Figura 1. Recursos core e visão de futuras implementações
Acredito que uma breve explicação em relação aos recursos se faz necessária aqui. Note:
- Fiscal Years (Anos Fiscais): esta é uma informação super relevante aqui na Microsoft, uma vez que nossas estratégias e ações são segmentadas por ano fiscal e não por ano calendário. Se determinada empresa trabalha com o ano calendário ao invés de ano fiscal, sem problemas. Basta adicionar o ano calendário como ano fiscal e seguir desta maneira. Tudo deverá funcionar perfeitamente.
- Scorecard (métricas): não é novidade para ninguém que uma das formas mais eficientes de se medir o desempenho das equipes de trabalho é atrelar as mesmas a métricas saudáveis e que façam sentido para o business das empresas. Como na Microsoft isso não é diferente, deverá estar disponível um mecanismo de associação de workloads a métricas bem definidas no sistema. Dessa forma, empresas que optarem por utilizar nossa ferramenta em seu dia-a-dia, terão a possibilidade de “amarrar” o trabalho a KPIs de produtividade e visualizar relatórios com base neles.
- Complexities (complexidades): tratam-se de informações simples de complexidade associadas aos workloads. Isso possibilitará ao gerente do time ter uma visão apurada sobre alocação x tempo de trabalho. É um mecanismo simples, que deverá estar disponível (para seleção) no momento em que um novo workload ou backlog é adicionado ao sistema. Os administradores poderão definir suas próprias complexidades através de um cadastro simples.
- Categories (categorias): as categorias são os elementos que agrupam as métricas em unidades conceituais correlacionadas. Por exemplo, a métrica “Número de projetos no GitHub” poderia estar associada a categoria “Evangelismo”, assim como “Palestras em eventos” também o poderia.

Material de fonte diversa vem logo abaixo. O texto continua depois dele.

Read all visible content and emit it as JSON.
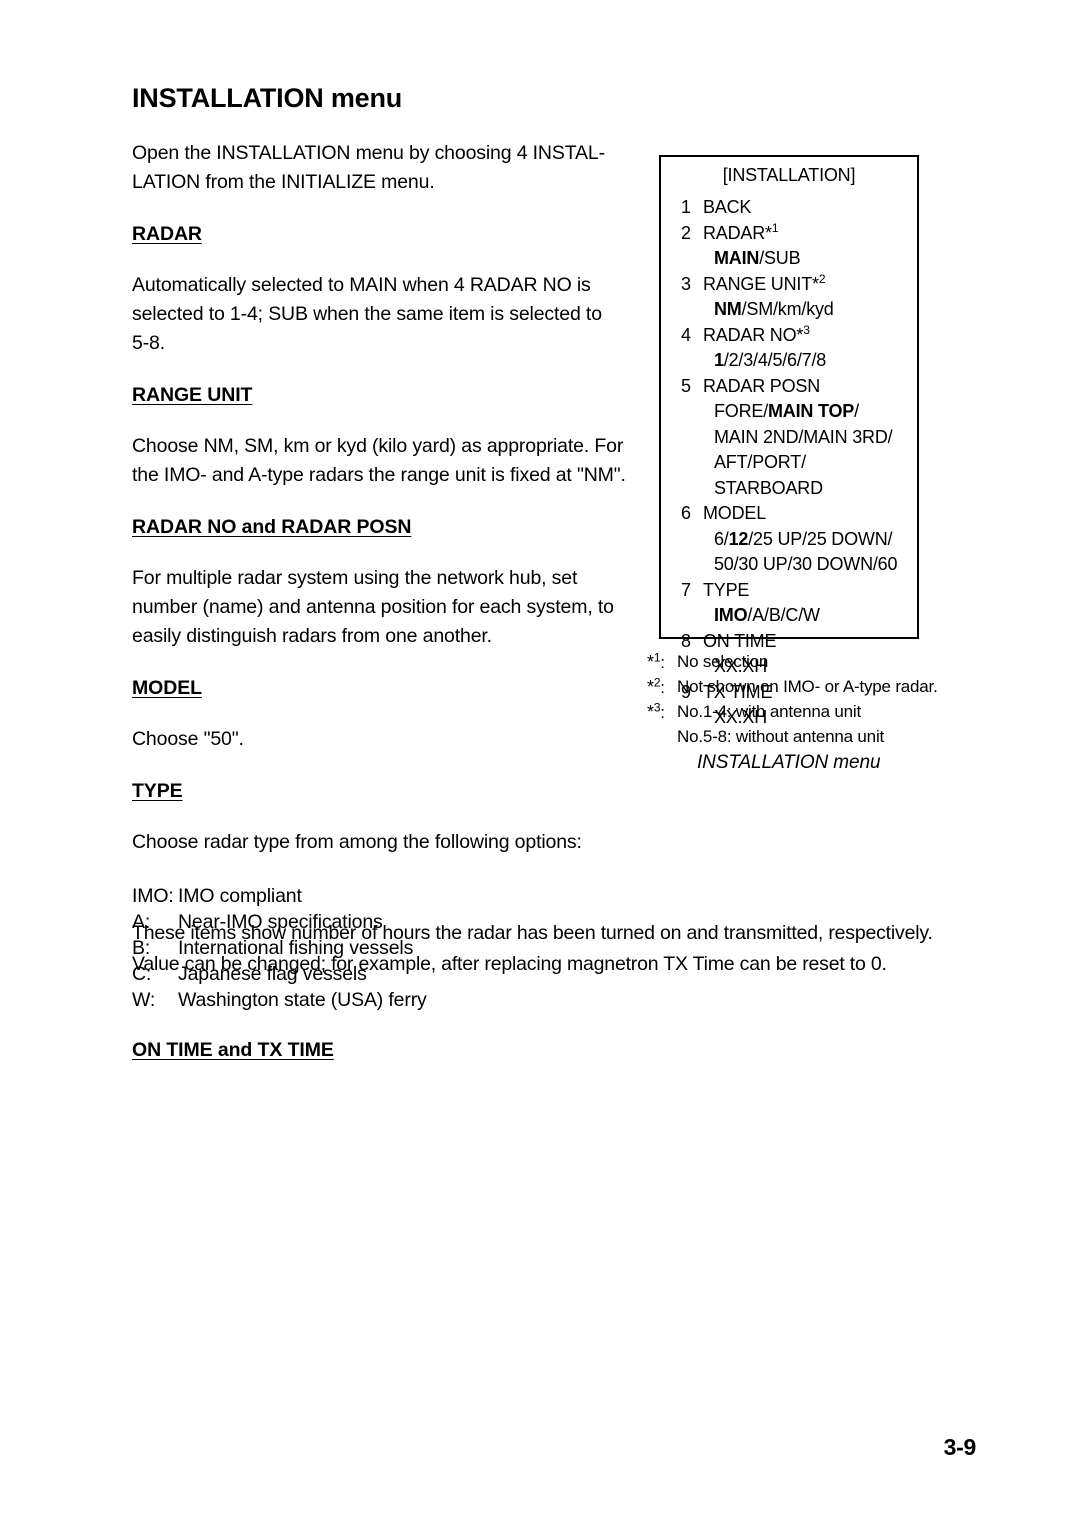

Muito embora estas métricas sejam distintas em seu modus operandi, elas possuem o mesmo objetivo final: evangelizar. As categorias podem ser dinamicamente adicionadas ao sistema no momento em que uma nova métrica é criada.
- Activities (atividades): elementos que estão associados aos workloads. Nossa visão é que uma entrega de um profissional em um time se dá necessariamente em um ramo de atividade. Por exemplo: uma migração de aplicação para o Azure poderia ser classificada como uma atividade de “Migrações”, assim como, uma palestra em evento poderia ser classificada como uma atividade de “Palestras em eventos”. Se preferir, você pode inferir que o Arda entende uma atividade como uma granularização de uma categoria. As atividades também podem ser dinamicamente adicionadas ao Arda pelos administradores da ferramenta.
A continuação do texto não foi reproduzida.